Sport - Golf - Titleist
Titleist, owned by Acushnet, manufacturers the Pro V1 and Pro V1x, which are the most played golf balls on the global professionals tours Image Credit: Twitter Titleist

Acushnet, owners of the Titleist golf ball company, has issued a statement in response to The R&A and the USGA’s proposal to introduce new restrictions on the distance that golf balls used for professional tournaments and elite level amateur events can travel.

Under the new proposals and testing set up it is expected that hitting distance off the tee among players with the highest clubhead speeds will be reduced by 14-15 yards on average.

Titleist manufacturers the Pro V1 and Pro V1x, which are the most played golf balls on the global professionals tours.

In a prepared statement, David Maher, President and Chief Executive Officer of Acushnet, said: “The sport of golf has advanced and evolved over the years thanks to a thoughtful balance between innovation and tradition.

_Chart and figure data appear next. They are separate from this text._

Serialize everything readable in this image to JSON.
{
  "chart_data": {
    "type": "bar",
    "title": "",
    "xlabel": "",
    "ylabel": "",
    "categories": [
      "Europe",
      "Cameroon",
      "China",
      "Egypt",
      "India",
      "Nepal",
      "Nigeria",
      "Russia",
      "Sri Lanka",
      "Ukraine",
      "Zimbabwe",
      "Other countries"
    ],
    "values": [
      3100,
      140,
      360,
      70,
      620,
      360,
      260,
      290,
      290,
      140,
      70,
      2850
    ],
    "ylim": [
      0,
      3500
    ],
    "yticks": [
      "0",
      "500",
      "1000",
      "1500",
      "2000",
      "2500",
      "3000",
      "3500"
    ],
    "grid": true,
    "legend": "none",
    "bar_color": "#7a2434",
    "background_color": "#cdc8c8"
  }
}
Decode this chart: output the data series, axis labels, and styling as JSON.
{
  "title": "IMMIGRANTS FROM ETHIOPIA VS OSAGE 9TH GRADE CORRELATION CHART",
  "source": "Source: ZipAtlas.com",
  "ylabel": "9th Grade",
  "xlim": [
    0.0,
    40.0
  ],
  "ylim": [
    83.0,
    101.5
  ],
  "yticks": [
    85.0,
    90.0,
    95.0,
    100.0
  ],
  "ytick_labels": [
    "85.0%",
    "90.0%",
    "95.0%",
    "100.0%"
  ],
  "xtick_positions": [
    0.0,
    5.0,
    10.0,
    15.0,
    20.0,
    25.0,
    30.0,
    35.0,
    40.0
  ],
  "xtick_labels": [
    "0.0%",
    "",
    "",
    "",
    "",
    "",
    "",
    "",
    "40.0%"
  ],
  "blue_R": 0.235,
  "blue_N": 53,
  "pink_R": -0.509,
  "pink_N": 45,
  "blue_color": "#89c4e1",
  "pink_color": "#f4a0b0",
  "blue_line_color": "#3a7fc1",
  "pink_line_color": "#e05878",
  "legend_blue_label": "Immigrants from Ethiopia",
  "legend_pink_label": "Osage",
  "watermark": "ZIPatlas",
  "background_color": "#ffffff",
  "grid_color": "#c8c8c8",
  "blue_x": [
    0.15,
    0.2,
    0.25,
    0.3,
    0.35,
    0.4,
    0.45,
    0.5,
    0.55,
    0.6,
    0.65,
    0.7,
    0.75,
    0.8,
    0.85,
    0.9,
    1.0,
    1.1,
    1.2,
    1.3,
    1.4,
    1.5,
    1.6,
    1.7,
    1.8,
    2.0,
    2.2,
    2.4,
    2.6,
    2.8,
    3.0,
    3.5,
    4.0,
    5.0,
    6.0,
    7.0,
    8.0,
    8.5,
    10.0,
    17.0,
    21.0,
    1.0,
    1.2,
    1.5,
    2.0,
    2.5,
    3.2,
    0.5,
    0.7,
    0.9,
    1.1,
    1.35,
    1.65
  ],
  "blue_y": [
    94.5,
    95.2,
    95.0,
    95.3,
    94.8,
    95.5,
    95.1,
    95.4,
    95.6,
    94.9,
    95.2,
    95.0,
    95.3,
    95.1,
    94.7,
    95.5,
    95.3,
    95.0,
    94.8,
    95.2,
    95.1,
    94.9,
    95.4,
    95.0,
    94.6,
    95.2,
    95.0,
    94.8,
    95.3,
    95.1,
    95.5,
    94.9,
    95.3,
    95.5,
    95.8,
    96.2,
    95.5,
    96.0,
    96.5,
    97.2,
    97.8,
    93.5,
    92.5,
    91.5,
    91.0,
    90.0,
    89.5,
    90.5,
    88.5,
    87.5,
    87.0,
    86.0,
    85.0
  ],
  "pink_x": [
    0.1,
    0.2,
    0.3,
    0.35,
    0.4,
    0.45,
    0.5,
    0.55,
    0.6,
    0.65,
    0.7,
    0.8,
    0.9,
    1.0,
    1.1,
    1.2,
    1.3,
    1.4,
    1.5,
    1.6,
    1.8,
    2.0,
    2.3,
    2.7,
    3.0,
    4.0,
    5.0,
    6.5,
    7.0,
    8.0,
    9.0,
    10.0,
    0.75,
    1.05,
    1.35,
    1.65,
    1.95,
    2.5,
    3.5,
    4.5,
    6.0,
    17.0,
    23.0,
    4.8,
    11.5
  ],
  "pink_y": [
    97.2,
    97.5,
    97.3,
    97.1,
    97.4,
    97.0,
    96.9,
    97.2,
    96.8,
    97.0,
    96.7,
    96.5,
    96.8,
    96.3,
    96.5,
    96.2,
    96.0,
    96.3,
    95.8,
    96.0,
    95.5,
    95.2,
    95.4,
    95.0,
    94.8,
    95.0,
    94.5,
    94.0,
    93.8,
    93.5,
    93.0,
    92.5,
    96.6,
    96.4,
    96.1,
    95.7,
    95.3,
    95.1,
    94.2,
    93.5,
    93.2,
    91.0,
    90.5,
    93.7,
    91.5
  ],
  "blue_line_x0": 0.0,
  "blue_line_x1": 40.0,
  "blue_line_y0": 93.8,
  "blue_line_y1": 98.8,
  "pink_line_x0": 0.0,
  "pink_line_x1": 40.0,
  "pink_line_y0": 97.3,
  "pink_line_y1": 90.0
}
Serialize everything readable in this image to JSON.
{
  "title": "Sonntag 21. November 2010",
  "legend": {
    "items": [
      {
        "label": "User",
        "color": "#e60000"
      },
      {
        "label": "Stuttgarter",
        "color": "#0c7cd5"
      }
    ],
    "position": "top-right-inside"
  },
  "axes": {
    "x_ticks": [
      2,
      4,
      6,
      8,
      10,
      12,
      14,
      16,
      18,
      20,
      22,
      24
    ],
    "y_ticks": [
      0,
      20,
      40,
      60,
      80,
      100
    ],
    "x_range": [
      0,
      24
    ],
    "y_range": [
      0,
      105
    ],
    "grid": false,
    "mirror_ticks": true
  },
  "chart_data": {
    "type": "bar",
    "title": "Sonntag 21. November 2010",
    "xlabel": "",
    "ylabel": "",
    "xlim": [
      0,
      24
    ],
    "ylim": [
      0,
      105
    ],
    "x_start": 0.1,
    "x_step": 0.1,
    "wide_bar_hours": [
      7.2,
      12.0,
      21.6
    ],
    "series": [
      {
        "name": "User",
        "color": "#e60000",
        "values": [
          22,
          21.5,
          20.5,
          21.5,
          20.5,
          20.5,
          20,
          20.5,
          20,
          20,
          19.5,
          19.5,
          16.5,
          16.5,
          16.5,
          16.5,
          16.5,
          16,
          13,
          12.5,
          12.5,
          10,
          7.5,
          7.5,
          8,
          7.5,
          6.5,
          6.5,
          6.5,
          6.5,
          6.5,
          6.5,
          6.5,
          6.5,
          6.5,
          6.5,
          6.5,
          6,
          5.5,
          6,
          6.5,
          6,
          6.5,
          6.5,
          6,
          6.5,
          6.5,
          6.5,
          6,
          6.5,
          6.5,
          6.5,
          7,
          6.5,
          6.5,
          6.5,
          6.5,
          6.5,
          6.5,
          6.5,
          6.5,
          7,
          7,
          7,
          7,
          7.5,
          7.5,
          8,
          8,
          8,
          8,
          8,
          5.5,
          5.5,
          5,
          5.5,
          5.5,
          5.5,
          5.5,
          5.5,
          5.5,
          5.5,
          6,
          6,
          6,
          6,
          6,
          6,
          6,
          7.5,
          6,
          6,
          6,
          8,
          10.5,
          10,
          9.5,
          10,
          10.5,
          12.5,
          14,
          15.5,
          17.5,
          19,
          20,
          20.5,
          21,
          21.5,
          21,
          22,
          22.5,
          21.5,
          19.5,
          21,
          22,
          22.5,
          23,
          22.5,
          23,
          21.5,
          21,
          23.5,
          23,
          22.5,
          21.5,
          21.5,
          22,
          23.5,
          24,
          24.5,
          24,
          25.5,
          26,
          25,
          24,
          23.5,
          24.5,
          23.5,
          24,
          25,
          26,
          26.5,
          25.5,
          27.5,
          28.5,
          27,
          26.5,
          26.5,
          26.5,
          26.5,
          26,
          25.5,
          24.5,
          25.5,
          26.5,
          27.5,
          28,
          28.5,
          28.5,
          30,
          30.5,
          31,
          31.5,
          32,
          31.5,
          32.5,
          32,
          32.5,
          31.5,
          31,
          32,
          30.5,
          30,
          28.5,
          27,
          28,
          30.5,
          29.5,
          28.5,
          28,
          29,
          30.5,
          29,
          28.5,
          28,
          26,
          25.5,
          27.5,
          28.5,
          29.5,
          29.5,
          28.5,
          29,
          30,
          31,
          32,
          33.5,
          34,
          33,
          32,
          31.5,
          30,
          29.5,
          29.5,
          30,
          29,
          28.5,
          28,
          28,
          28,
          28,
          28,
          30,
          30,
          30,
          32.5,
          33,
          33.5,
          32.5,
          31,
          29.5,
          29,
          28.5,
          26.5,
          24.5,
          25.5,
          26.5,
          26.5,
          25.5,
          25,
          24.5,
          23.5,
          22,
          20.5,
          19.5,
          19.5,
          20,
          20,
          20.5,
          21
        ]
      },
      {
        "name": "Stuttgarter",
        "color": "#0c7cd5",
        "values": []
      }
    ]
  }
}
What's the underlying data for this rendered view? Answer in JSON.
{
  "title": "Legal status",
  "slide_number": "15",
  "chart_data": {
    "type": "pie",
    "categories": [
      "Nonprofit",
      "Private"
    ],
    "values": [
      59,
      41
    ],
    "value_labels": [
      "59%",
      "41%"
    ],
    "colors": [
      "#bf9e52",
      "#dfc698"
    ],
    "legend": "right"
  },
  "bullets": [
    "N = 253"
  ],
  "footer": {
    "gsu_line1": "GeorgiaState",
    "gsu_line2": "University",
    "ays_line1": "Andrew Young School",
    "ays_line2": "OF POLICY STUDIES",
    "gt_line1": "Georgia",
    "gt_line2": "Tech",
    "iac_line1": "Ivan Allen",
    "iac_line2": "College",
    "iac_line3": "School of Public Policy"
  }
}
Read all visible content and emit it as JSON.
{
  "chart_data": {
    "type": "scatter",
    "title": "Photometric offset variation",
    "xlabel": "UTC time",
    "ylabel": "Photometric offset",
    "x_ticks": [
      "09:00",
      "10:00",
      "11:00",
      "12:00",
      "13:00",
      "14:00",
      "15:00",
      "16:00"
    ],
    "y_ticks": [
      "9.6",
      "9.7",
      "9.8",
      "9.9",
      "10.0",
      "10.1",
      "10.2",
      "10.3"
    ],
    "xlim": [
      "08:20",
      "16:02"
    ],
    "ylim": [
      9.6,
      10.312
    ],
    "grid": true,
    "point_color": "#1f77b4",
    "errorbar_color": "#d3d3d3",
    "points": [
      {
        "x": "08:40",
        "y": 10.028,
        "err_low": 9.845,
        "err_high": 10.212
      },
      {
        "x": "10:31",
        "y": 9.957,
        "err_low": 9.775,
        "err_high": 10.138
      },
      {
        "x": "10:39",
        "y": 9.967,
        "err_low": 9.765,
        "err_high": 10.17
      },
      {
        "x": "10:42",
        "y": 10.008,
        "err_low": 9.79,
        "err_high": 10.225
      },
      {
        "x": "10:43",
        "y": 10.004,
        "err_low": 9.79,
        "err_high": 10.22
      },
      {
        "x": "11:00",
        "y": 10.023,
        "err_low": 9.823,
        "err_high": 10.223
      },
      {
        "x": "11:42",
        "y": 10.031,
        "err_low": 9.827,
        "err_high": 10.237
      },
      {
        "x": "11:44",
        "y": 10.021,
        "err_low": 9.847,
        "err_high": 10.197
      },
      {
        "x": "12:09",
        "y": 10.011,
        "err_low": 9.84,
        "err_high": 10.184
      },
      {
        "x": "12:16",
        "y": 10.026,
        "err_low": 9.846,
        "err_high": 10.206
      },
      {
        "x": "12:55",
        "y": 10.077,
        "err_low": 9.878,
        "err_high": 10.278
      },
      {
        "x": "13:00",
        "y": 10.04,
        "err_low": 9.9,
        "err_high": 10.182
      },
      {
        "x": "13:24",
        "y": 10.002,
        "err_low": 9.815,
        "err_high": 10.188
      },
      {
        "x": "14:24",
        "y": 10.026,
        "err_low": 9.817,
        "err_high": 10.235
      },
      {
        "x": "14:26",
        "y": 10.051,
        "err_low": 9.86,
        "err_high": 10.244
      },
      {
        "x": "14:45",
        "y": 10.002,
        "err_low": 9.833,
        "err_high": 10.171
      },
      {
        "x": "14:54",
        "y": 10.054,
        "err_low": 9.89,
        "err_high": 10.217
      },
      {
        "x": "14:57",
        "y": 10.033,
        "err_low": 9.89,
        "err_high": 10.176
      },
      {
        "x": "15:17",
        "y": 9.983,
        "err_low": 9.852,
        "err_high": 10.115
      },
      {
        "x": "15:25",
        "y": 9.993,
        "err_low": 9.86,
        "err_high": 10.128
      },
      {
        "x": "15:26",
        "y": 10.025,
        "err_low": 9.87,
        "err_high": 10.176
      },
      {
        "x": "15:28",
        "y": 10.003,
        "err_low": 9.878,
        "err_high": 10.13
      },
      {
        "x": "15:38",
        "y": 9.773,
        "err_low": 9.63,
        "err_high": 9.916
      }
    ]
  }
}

One of golf’s unifying appeals is that everyone in the game plays by the same set of rules, can play the same courses and with the same equipment. Golfers can watch professionals and compare themselves to the world’s best, aspiring to hit the same shots. This unification links the professional and recreational games, enriches the connection and viewing experience of the professional game, and contributes to golf’s momentum, unprecedented growth and promising future.

“The USGA and R&A have announced a Notice and Comment to manufacturers proposing a potential rule change to golf ball testing that results in a Model Local Rule (MLR) that provides for reduced distance golf balls intended for professional and elite amateur competitions and a different set of rules for all other play. This bifurcation would divide golf between elite and recreational play, add confusion, and break the linkage that is part of the game’s enduring fabric.

“Golf is an aspirational sport, and we believe at its very best when equipment and playing regulations are unified. Golf’s health and vibrancy are at historically high levels. As we see it, existing golf ball regulations for Overall Distance and Initial Velocity are highly effective. During the past two decades, PGA TOUR average course playing length has increased by less than 100 yards and scoring average has remained virtually flat. Average PGA TOUR clubhead speed of 114.6mph in 2022 was well below the current 120mph and proposed 127mph testing conditions. The proposal of golf ball bifurcation is in many respects a solution in search of a problem.”

Playing by a unified set of rules

Under the proposed guidelines, events that adopt this MLR would require players to use a substantially shorter golf ball, similar in distance to what was available in the 1990s. The performance changes of any rolled back ball would impact every shot in the round. Players would also be required to adapt to changes in equipment with some players disadvantaged over others by this disruption. Golf ball bifurcation would invite confusion as to what level of competition would use the MLR products and how to effectively manage and officiate. In addition, multiple versions of golf ball models in the market would be confusing to golfers.

“Playing by a unified set of rules is an essential part of the game’s allure, contributes to its global understanding and appeal, and eliminates the inconsistency and instability that would come from multiple sets of equipment standards,” continued Maher. “Unification is a powerfully positive force in the game, and we believe that equipment bifurcation would be detrimental to golf’s long-term well-being. As a result, we will actively participate in this conversation with the governing bodies, worldwide professional tours, PGA Professional organizations, amateur associations and federations, and golfers, in an effort to contribute to the continued enjoyment and growth of the game.”

The R&A and the USGA has said that a dialogue would be entered into over the next five months with interested parties, with comments closing on August 13. If the proposals are ratified they would be applied from January 1, 2026.